Distributed Matrix Computations with Low-weight Encodings

Anindya Bijoy Das,Aditya Ramamoorthy,David J. Love,Christopher G. Brinton
2023-08-23
Abstract:Straggler nodes are well-known bottlenecks of distributed matrix computations which induce reductions in computation/communication speeds. A common strategy for mitigating such stragglers is to incorporate Reed-Solomon based MDS (maximum distance separable) codes into the framework; this can achieve resilience against an optimal number of stragglers. However, these codes assign dense linear combinations of submatrices to the worker nodes. When the input matrices are sparse, these approaches increase the number of non-zero entries in the encoded matrices, which in turn adversely affects the worker computation time. In this work, we develop a distributed matrix computation approach where the assigned encoded submatrices are random linear combinations of a small number of submatrices. In addition to being well suited for sparse input matrices, our approach continues have the optimal straggler resilience in a certain range of problem parameters. Moreover, compared to recent sparse matrix computation approaches, the search for a "good" set of random coefficients to promote numerical stability in our method is much more computationally efficient. We show that our approach can efficiently utilize partial computations done by slower worker nodes in a heterogeneous system which can enhance the overall computation speed. Numerical experiments conducted through Amazon Web Services (AWS) demonstrate up to 30% reduction in per worker node computation time and 100x faster encoding compared to the available methods.
Information Theory
What problem does this paper attempt to address?

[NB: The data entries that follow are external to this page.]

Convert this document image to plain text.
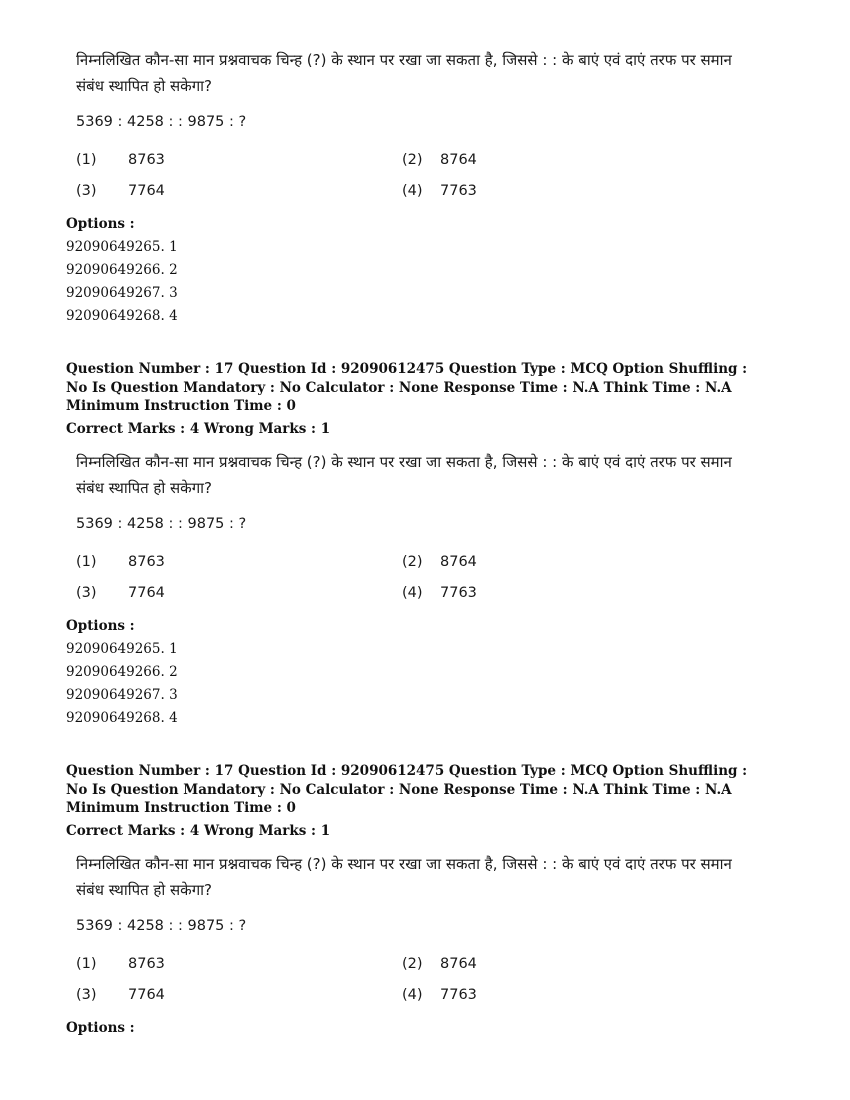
निम्नलिखित कौन-सा मान प्रश्नवाचक चिन्ह (?) के स्थान पर रखा जा सकता है, जिससे : : के बाएं एवं दाएं तरफ पर समान संबंध स्थापित हो सकेगा?
5369 : 4258 : : 9875 : ?
(1) 8763	(2) 8764
(3) 7764	(4) 7763
Options :
92090649265. 1
92090649266. 2
92090649267. 3
92090649268. 4
Question Number : 17 Question Id : 92090612475 Question Type : MCQ Option Shuffling : No Is Question Mandatory : No Calculator : None Response Time : N.A Think Time : N.A Minimum Instruction Time : 0
Correct Marks : 4 Wrong Marks : 1
निम्नलिखित कौन-सा मान प्रश्नवाचक चिन्ह (?) के स्थान पर रखा जा सकता है, जिससे : : के बाएं एवं दाएं तरफ पर समान संबंध स्थापित हो सकेगा?
5369 : 4258 : : 9875 : ?
(1) 8763	(2) 8764
(3) 7764	(4) 7763
Options :
92090649265. 1
92090649266. 2
92090649267. 3
92090649268. 4
Question Number : 17 Question Id : 92090612475 Question Type : MCQ Option Shuffling : No Is Question Mandatory : No Calculator : None Response Time : N.A Think Time : N.A Minimum Instruction Time : 0
Correct Marks : 4 Wrong Marks : 1
निम्नलिखित कौन-सा मान प्रश्नवाचक चिन्ह (?) के स्थान पर रखा जा सकता है, जिससे : : के बाएं एवं दाएं तरफ पर समान संबंध स्थापित हो सकेगा?
5369 : 4258 : : 9875 : ?
(1) 8763	(2) 8764
(3) 7764	(4) 7763
Options :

The paper attempts to address the following major issues in distributed matrix computation: 1. **Stragglers Problem**: In distributed computing, slow nodes can significantly reduce the overall computation speed. To solve this problem, the authors propose a new coding method that can tolerate the presence of slow nodes to a certain extent. 2. **Efficient Handling of Sparse Matrices**: Existing methods based on Maximum Distance Separable (MDS) codes increase the number of non-zero elements when dealing with sparse matrices, thereby increasing computation time. The new method proposed in this paper can better preserve the sparsity of the input matrix. 3. **Numerical Stability**: Many existing methods lead to numerical instability during the encoding and decoding process. The method proposed in this paper ensures numerical stability of the system while requiring low computational overhead to find a suitable set of random coefficients. 4. **Adaptability to Heterogeneous Systems**: Most existing methods assume that all worker nodes have the same storage capacity and computation speed, but actual systems are often heterogeneous. The method proposed in this paper can adapt to worker nodes with different storage capacities and computation speeds, and can effectively utilize partial computation results from slow nodes to improve overall computation speed. Through the above improvements, the authors demonstrate their method's experimental results on an Amazon Web Services (AWS) cluster, showing that compared to existing methods, the new method can reduce the computation time of each worker node by up to 30%, and can be 100 times faster in determining a suitable set of random coefficients.